In "Professional Responsibility for Harmful Actions," Martin Curd and Larry May propose the following simplified account of professional responsibility embodying a rather crude model of negligence:
The Malpractice Model of Professional Responsibility: A professional, S, is negligent and hence responsible for the harm he or she causes, if his or her behavior fits the following pattern:
- As a member of his or her profession, S has a duty to conform to the standard operating procedures of his or her profession.
- At time t, action X conforms to the standard operating procedures of S's profession.
- S omits to perform X at time t.
- Harm is caused to some person, P, as a result of S's failure to do X; that is, if S had done X, then the harm to P would not have occurred.

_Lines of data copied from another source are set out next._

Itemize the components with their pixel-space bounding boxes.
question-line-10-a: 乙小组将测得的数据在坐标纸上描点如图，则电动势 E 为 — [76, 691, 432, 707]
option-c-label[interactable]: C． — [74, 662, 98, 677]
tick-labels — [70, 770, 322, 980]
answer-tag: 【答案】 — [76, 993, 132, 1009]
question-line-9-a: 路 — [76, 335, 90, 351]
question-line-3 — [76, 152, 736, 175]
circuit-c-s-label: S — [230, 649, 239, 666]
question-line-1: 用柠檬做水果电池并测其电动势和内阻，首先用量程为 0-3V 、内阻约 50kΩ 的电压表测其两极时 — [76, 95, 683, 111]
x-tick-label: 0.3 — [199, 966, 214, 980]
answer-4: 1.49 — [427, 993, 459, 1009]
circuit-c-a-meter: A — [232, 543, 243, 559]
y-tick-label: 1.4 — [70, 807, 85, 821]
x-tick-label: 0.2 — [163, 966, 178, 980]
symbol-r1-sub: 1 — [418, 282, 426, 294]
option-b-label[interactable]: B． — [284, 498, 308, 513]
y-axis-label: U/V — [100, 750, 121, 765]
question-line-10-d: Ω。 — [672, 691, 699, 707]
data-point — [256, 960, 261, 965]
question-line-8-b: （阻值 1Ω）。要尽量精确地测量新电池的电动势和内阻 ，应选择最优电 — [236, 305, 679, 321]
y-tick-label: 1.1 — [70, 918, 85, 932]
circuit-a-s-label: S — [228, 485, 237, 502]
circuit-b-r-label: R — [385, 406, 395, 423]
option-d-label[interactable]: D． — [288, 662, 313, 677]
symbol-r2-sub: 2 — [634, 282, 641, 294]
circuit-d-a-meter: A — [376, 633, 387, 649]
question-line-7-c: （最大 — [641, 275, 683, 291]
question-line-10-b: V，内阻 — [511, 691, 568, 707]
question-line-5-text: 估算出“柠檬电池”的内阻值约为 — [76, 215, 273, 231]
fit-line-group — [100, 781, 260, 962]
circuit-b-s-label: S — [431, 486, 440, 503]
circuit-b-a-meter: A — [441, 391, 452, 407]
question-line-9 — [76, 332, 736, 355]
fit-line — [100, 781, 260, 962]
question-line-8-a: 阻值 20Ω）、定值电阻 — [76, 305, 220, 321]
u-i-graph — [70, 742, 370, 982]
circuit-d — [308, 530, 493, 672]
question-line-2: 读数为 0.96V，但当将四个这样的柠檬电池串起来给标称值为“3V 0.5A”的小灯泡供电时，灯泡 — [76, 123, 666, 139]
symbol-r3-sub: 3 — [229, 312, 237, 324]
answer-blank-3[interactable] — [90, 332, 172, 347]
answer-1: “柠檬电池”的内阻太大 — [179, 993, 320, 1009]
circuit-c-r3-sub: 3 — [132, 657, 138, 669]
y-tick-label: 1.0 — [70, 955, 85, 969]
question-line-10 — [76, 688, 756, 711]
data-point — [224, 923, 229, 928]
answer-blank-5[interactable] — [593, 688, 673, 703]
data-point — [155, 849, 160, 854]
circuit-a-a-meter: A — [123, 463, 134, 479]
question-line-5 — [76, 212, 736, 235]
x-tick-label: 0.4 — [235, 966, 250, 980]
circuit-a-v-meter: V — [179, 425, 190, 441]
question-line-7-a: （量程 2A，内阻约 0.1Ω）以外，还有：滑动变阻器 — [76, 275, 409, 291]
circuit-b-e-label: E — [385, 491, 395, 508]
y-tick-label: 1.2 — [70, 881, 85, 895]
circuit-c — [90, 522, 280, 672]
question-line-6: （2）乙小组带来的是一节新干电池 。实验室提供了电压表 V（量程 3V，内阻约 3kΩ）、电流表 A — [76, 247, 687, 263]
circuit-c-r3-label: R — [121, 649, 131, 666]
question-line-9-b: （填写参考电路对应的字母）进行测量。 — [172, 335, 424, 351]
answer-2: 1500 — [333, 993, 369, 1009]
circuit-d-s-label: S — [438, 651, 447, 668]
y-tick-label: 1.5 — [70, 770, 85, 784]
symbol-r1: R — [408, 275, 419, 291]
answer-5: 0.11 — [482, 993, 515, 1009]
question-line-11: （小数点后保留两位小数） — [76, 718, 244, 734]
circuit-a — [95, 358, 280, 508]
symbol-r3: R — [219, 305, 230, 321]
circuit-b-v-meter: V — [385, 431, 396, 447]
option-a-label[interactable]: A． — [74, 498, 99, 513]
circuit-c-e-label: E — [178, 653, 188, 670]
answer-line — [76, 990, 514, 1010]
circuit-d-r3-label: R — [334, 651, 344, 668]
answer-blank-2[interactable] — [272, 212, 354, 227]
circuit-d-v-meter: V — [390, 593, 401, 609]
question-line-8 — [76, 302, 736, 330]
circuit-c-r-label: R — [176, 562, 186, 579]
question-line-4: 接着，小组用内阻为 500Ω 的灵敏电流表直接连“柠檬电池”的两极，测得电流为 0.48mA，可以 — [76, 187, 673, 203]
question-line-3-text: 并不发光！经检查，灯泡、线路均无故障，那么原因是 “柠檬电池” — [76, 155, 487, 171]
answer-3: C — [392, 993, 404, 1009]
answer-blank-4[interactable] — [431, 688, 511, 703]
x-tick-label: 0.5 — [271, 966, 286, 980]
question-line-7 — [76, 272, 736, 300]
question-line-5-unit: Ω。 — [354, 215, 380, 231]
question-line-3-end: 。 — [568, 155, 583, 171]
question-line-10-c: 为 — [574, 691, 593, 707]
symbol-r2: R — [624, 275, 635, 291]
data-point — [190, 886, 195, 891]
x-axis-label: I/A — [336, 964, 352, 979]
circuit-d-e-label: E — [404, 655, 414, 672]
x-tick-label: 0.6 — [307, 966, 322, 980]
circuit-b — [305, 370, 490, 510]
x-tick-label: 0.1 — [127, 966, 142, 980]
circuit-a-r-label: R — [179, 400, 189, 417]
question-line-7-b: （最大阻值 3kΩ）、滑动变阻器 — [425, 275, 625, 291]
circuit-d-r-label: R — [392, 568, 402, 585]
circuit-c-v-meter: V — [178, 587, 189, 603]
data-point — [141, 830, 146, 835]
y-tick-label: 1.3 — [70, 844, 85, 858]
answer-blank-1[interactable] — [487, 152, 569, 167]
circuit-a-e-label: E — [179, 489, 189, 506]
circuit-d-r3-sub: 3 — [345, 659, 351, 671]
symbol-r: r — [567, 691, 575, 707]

Is there a violation of this model when engineers allow construction sites to operate without the safety feature of trench boxes? If not, is the model itself defective? If so, how should it be changed? Assume that a patient in a local hospital with a serious malady has a doctor who believes he is not knowledgeable enough about that malady. He goes to his medical colleagues on the hospital staff and asks their advice. They all refuse to talk to him, since the patient is not theirs. They cite possible malpractice liability insurance problems as their reason. They believe existing state-level "good Samaritan" laws will not protect them in these circumstances. Does this mean the patient has to hire the other expert doctors to protect himself? What if the patient is not even aware of their refusal to cooperate and is never told about it? Certainly, this analogy pertains to the use of trench boxes.
Where does the responsibility of the engineer end and the construction site contractor begin?
Should engineers allow construction workers to endanger their lives by not using trench boxes on-site?
Should construction management be held responsible for ensuring trench boxes are used? What is their responsibility?
If social responsibility comes before legal liability, what would you do in a similar situation, given that OSHA regulations make the use of trench boxes optional?